Suite Caribeana e mare d’oro (1970)

1° CICLO

Testi e disegni di Hugo Pratt

Questo ciclo comprende i primi 6 episodi, tutti ambientati in America latina negli anni 1916 e 1917.

Il segreto di Tristan Bantam registra l’incontro tra Corto Maltese e il professor Steiner, che diventerà poi suo grande amico. Qui Corto aiuta e protegge il giovane Tristan dalle losche trame del suo avvocato tendenti a impossessarsi del patrimonio del ragazzo. L’azione si svolge a Paramaribo, nella Guyana Olandese, e prosegue concludendosi in Appuntamento a Bahia dove Tristan incontra Morgana, la sorella che non ha mai conosciuto, meravigliandosi che sia nera. “Non fare lo stupido”, gli dice Corto Maltese, “è una splendida ragazza!”. Il Sertão brasiliano è lo scenario di Samba con tiro fisso dove Corto Maltese si schiera dalla parte dei cangaçeiros contro i grandi proprietari terrieri, un’avventura che può essere letta come un vero e proprio corso di rivoluzione contro le ingiustizie del mondo.
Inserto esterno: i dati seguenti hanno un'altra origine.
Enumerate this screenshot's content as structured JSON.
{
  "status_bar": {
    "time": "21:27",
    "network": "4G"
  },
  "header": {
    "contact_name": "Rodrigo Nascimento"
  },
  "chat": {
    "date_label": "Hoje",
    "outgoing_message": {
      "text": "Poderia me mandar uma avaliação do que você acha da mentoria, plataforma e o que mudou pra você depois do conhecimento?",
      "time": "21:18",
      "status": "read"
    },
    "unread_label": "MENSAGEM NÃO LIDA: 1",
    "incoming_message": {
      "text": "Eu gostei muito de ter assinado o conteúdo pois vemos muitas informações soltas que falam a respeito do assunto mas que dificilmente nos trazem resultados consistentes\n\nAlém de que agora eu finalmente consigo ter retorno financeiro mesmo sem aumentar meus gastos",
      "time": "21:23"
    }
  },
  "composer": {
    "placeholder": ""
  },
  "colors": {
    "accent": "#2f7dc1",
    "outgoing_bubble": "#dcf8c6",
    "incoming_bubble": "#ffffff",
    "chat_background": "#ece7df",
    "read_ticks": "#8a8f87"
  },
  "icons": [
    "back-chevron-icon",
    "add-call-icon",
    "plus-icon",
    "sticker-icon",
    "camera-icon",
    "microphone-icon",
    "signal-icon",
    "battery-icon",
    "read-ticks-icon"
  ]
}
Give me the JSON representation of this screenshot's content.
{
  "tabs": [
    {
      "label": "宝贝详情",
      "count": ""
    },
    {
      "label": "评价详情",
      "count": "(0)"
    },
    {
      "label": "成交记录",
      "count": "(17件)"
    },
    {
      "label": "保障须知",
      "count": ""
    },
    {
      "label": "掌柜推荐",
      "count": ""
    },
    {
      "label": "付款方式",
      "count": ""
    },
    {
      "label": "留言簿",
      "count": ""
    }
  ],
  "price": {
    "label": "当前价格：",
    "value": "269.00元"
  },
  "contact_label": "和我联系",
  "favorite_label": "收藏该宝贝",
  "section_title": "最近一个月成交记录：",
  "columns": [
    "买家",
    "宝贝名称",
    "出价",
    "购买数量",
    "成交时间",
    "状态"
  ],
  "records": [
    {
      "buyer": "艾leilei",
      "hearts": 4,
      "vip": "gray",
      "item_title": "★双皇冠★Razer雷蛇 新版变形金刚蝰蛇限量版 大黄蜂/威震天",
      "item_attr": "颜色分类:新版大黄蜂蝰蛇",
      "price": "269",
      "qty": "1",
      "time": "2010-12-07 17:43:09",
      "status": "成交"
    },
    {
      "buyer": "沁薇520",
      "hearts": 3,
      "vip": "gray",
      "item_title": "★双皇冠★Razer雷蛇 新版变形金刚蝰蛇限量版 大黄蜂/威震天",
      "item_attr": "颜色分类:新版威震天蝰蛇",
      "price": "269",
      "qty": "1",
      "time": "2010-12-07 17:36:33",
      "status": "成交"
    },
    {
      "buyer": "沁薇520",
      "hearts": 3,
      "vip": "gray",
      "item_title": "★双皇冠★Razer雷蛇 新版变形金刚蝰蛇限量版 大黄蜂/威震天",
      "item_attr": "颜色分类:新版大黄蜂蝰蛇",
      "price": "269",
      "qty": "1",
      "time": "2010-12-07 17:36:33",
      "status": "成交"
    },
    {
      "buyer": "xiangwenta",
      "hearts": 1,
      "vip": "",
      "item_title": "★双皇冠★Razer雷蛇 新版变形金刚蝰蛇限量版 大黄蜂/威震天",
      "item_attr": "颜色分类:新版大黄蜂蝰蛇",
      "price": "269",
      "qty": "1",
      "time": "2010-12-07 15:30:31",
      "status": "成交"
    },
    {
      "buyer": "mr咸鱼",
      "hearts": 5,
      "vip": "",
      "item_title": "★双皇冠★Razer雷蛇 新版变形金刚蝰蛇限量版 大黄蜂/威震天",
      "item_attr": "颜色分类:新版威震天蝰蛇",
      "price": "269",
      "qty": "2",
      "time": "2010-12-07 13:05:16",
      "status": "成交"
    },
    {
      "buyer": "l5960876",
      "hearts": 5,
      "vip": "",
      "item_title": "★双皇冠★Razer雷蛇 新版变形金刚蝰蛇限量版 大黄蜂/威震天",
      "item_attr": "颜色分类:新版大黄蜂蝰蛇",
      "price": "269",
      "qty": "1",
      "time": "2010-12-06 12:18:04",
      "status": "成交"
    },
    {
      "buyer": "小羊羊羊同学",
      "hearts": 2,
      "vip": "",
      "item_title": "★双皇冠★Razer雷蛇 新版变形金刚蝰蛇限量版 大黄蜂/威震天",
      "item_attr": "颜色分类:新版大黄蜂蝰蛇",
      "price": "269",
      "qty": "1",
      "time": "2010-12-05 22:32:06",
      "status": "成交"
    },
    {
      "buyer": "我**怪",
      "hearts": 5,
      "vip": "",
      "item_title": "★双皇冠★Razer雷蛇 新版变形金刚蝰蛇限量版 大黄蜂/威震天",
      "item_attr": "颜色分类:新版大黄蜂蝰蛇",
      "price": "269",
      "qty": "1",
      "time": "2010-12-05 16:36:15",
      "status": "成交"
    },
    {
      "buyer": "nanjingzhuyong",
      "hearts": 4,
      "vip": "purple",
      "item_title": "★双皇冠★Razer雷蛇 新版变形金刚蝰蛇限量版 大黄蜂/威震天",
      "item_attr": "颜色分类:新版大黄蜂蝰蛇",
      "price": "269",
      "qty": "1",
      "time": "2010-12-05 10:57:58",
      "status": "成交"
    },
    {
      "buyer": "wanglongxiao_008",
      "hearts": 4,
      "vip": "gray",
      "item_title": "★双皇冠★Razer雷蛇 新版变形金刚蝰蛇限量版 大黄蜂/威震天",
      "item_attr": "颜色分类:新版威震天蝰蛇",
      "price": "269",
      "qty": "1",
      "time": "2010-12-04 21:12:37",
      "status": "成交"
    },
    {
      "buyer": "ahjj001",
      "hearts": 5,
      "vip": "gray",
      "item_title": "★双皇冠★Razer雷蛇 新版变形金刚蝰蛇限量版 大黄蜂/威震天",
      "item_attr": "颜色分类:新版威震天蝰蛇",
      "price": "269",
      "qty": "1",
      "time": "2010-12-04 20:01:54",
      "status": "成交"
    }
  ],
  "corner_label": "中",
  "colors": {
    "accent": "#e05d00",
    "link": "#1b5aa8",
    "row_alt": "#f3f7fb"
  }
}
Qui entra in scena Bocca Dorata, una regina della magia nera, sempre bellissima anche se alcuni dicono abbia più di duecento anni. L’episodio successivo, Un’aquila nella giungla, sposta l’azione verso l’isola di Maracà, alle foci del Rio delle Amazzoni, dove Corto si imbatte in una nave fantasma tedesca che, sotto l’innocente aspetto di un cargo bananiero, cela un incrociatore da guerra. Il personaggio di Rasputin, l’amico-nemico considerato da molti come l’alter ego malvagio di Corto, ricompare in scena dai tempi della Ballata nell'episodio e riparleremo dei gentiluomini di fortuna in un’avventura ambientata a Saint Kitts, nelle Antille, incentrata sulla ricerca di un favoloso tesoro. Il ciclo si chiude con Per colpa di un gabbiano che vede proprio questo uccello (che Pratt amava moltissimo disegnare per quel senso di libertà che emanava in volo) protagonista suo malgrado della vicenda che si svolge su di un’isola presso l’Honduras britannico. Tra le altre cose, Corto aiuta la bella Soledad Lokaarth e nel salutarla, alla fine dell’avventura, guardandola negli occhi, le dice: “... non è facile dirle addio”.